The Government has approved a number of changes to defined benefit (DB) pension provision to help ensure its sustainability, enhance the security of member benefits and increase equity between members of DB schemes, as follows:
- The existing Funding Standard (amended to give credit for the purchase of sovereign annuities) will be restored for a three year period. Details will be announced by The Pensions Board.
- The Funding Standard will be reformed and strengthened by requiring DB pension schemes to hold a risk reserve as a protection against future volatility in the financial markets. Ultimately, schemes will need to be able to meet the requirements of the new Funding Standard in 11 years (by approx. 2022).
- The way in which pension scheme accrued benefits are revalued will be changed to ensure equity between those who have left the scheme (deferred members) and existing employees (active members).
- The priority order in which funds are disbursed when a scheme winds up in deficit will be changed.

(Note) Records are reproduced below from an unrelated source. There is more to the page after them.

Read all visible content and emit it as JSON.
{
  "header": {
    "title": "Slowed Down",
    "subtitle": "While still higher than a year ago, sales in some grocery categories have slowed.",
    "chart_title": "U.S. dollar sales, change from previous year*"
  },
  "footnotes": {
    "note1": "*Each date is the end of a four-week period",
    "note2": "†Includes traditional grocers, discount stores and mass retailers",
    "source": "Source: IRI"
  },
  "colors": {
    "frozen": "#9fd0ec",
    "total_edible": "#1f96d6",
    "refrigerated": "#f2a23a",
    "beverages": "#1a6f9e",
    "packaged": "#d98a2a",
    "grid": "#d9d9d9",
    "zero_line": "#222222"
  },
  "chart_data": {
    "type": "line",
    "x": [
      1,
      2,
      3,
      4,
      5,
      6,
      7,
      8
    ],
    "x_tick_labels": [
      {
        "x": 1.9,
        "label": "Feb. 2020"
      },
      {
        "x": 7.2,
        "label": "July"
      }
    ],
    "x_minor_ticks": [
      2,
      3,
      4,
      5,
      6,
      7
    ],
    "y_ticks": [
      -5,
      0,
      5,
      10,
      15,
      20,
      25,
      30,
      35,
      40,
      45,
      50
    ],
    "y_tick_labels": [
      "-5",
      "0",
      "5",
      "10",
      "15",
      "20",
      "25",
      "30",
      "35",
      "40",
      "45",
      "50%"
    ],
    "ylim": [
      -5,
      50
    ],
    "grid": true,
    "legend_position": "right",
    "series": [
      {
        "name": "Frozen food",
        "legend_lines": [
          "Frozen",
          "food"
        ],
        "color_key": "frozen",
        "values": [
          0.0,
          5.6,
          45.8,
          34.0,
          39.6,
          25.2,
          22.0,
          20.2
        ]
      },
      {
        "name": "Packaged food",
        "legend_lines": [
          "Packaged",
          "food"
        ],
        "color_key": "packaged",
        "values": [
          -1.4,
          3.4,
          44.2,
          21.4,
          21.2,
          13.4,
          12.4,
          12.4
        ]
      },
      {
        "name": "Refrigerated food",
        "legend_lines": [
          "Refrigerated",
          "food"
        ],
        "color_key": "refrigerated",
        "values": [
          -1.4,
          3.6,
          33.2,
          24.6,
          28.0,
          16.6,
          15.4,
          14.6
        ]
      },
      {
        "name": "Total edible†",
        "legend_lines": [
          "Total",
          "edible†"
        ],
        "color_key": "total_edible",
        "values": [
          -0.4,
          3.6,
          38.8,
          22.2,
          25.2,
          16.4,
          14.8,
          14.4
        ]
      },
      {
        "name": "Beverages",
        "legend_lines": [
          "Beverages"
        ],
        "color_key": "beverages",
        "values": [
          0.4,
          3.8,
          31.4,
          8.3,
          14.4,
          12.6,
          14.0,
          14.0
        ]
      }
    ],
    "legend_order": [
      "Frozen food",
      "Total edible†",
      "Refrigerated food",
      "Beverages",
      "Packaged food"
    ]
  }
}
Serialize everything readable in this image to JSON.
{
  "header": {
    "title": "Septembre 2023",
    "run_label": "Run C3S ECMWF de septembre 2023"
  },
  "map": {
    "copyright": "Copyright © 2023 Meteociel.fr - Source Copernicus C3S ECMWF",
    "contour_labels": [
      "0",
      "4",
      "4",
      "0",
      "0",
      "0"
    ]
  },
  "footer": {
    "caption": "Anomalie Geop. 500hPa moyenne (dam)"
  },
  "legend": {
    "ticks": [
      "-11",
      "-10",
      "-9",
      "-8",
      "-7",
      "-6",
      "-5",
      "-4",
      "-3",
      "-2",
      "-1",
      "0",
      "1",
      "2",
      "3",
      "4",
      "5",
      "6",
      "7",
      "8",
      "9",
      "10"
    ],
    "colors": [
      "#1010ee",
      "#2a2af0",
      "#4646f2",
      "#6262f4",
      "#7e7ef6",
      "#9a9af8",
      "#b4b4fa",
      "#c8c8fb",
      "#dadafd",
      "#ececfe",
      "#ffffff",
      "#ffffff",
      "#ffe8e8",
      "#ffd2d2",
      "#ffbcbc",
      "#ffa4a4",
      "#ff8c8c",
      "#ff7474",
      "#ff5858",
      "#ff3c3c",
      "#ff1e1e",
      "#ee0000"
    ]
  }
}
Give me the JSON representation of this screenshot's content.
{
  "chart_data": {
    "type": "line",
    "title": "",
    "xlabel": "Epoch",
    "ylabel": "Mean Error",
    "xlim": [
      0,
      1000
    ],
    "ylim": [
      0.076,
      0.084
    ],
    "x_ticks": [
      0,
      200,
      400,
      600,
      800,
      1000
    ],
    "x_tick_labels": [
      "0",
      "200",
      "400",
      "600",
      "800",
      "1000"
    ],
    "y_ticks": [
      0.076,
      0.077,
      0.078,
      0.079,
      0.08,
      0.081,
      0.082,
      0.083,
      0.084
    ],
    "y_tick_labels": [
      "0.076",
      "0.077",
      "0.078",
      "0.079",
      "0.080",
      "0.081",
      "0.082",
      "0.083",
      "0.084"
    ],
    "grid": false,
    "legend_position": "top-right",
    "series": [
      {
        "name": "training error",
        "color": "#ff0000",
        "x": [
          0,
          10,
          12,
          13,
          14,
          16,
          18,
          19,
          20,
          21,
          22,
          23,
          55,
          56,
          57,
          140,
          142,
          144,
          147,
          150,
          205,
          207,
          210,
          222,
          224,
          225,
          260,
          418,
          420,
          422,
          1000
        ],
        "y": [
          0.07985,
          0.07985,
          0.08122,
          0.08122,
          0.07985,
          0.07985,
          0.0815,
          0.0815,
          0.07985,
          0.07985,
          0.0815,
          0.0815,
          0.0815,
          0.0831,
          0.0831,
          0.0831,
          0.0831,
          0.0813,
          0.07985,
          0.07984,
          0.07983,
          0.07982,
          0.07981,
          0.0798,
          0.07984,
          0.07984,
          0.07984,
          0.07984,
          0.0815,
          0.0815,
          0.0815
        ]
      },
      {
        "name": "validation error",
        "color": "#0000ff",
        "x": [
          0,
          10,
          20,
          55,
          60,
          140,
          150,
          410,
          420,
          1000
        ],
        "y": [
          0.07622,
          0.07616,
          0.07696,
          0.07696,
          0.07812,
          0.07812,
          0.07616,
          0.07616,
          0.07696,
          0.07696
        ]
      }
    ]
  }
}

Specifically, a threshold will be introduced which will change the 100% priority given to pensioners. This will allow for a better return to existing and former employees who have not yet retired.
- The Pensions Board will be given powers to wind up schemes in certain limited circumstances.
Guidance for schemes on the operation of sovereign annuities is available on the Pension Board website. This will give insurance companies guidance on the operation of the sovereign annuities, and enable them to develop and issue such contracts. The availability of sovereign annuities will provide scheme trustees with further options when managing their schemes.
Legislation will be introduced to implement these changes over the coming months.